Grundbegriffe ETFs (Exchange Traded Funds)

ETF

Exchange Traded Funds sind börsennotierte Fonds, die einen bestimmten Index abbilden. Damit ist gewährleistet, dass sich die Performance des Fonds immer parallel zum Index entwickelt. ETFs sind vom Vermögen der Verwaltungsgesellschaft getrenntes Sondervermögen; es besteht kein Emittentenrisiko. Sie gelten als einfach und effizient und können wie börsennotierte Aktien gehandelt werden. Beim Kauf von Exchange Traded Funds fällt weder ein einmaliger Ausgabeaufschlag an noch werden beim Verkauf Rücknahmegebühren erhoben.

Replikation

ETF-Anbieter können den Index entweder physisch abbilden oder dies mit Hilfe einer synthetischen Replikation erzielen. Bei der physischen Replikation investieren ETFs in einen Großteil oder in allen Indexbestandteile, um die Wertentwicklung des Index abzubilden. Dies geht jedoch mit höheren Gebühren einher. Für diese Methode sprechen generell die Transparenz und Einfachheit. Auf der anderen Seite machen viele ETF-Anbieter in Europa Gebrauch von der synthetischen (=swapbasierten) Replikation. Sinn und Zweck ist die präzisere Nachbildung von Indizes und die Eliminierung von Abweichungen. Unter einem Swap (engl. (Aus-)Tausch) versteht man eine Vereinbarung zwischen zwei Parteien, in der Zukunft Zahlungsströme (Cash Flows) auszutauschen. Damit erwirbt man mit einem swapbasierten ETF die Wertentwicklung des Index, nicht aber die tatsächlichen Wertpapiere im Index. Dieser Replikationsartwird oftmals eine größere Komplexität als der traditionellen physischen Replikation nachgesagt. Die Art der synthetischen Nachbildung wird häufig für weniger liquide Märkte wie z. B. Schwellenländer verwendet, die nur aufwändig oder gar nicht physisch repliziert werden können.

Tracking Error

Bezieht sich auf die Schwankungen in der Differenz zwischen der Wertentwicklung des ETF und der Wertentwicklung des zugrundeliegenden Index. Der Tracking Error ist ein Maß dafür, wie sehr der ETF sein Investmentziel, den zugrundeliegenden Index abzubilden, erreicht. Je geringer der Tracking Error ist, umso genauer stimmt die Wertentwicklung des ETF mit derjenigen des zugrundeliegenden Index überein.

Die großen Drei

Der US-amerikanische Vermögensverwalter BlackRock steht unangefochten an Platz 1 im Ranking der größten ETF-Anbieter in Europa. Es folgen die Deutsche Bank und Lyxor Asset Management, eine 100%ige Tochtergesellschaft der französischen Großbank Société Générale.

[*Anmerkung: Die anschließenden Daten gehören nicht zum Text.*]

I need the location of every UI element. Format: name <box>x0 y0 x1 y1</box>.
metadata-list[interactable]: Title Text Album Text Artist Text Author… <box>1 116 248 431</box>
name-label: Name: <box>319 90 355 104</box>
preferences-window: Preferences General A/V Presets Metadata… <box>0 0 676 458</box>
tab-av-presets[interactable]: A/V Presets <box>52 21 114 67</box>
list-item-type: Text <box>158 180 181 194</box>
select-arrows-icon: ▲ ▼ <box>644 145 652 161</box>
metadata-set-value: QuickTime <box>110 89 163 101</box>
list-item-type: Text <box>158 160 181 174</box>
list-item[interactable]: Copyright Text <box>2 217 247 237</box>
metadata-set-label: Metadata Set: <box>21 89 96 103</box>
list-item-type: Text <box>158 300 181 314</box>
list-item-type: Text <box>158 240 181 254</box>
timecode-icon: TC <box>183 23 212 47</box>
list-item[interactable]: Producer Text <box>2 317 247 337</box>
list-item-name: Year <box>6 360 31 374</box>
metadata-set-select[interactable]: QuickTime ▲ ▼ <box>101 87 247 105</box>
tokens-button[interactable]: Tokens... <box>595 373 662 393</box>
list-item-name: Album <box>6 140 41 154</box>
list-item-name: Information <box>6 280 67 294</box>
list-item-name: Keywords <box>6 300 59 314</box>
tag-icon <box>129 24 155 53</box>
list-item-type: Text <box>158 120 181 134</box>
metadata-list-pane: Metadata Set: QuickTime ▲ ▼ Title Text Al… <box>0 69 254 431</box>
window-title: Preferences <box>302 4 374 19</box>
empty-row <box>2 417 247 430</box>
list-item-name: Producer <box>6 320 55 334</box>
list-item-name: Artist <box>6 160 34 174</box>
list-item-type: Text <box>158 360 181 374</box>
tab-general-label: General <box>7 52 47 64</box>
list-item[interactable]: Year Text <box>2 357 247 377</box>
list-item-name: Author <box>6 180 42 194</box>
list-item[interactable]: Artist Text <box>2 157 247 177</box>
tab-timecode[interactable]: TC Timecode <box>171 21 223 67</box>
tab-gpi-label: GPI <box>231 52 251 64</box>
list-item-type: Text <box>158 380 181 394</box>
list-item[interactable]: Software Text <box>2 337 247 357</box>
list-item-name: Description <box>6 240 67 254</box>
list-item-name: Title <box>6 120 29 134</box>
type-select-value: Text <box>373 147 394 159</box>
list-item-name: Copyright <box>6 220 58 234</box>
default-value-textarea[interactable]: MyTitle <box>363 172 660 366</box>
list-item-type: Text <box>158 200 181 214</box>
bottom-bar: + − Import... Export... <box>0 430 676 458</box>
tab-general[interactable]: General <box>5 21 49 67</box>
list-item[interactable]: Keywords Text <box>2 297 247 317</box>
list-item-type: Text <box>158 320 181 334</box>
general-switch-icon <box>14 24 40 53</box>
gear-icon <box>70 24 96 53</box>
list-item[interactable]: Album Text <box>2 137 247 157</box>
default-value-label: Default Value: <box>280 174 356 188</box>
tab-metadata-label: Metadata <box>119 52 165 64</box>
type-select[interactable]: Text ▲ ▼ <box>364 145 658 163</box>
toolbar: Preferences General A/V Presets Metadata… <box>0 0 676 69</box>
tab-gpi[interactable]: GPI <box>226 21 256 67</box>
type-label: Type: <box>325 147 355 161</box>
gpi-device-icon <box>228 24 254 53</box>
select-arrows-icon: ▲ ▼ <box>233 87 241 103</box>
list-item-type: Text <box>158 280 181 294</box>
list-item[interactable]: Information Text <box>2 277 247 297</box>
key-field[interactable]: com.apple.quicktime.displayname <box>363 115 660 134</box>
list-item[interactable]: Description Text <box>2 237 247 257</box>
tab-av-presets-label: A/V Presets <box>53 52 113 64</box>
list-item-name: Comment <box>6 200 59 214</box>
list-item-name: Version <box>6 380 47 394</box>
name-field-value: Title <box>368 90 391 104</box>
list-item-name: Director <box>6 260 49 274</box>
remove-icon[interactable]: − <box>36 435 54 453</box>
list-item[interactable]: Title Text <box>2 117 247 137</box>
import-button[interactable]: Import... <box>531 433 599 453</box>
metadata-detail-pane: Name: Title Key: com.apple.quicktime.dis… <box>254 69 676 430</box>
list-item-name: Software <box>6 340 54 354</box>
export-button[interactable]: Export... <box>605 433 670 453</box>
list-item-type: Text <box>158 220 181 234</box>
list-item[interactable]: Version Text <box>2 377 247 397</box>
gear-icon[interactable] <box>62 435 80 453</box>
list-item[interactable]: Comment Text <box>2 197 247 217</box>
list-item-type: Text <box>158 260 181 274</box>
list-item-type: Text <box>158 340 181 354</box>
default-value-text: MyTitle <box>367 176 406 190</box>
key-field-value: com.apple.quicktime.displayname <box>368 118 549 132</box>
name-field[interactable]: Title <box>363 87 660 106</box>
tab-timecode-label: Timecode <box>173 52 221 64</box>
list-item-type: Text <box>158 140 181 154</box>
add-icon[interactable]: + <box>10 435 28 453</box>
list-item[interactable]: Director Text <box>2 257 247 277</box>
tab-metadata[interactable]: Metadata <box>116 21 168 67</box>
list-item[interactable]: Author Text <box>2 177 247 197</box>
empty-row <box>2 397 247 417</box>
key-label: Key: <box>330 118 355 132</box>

ETFs stammen aus dem weiten Universum der Investmentfonds. Sie sollten den Investoren ursprünglich einen kostengünstigen Zugang zu den Aktienmärkten ermöglichen. Das trifft auch zu. Allerdings sind sie nicht unschlagbar, denn die Expertise eines aktiven Fondsmanagements zahlt sich im Besonderen in nicht-liquiden Märkten, wie beispielsweise den Schwellenländern, aus.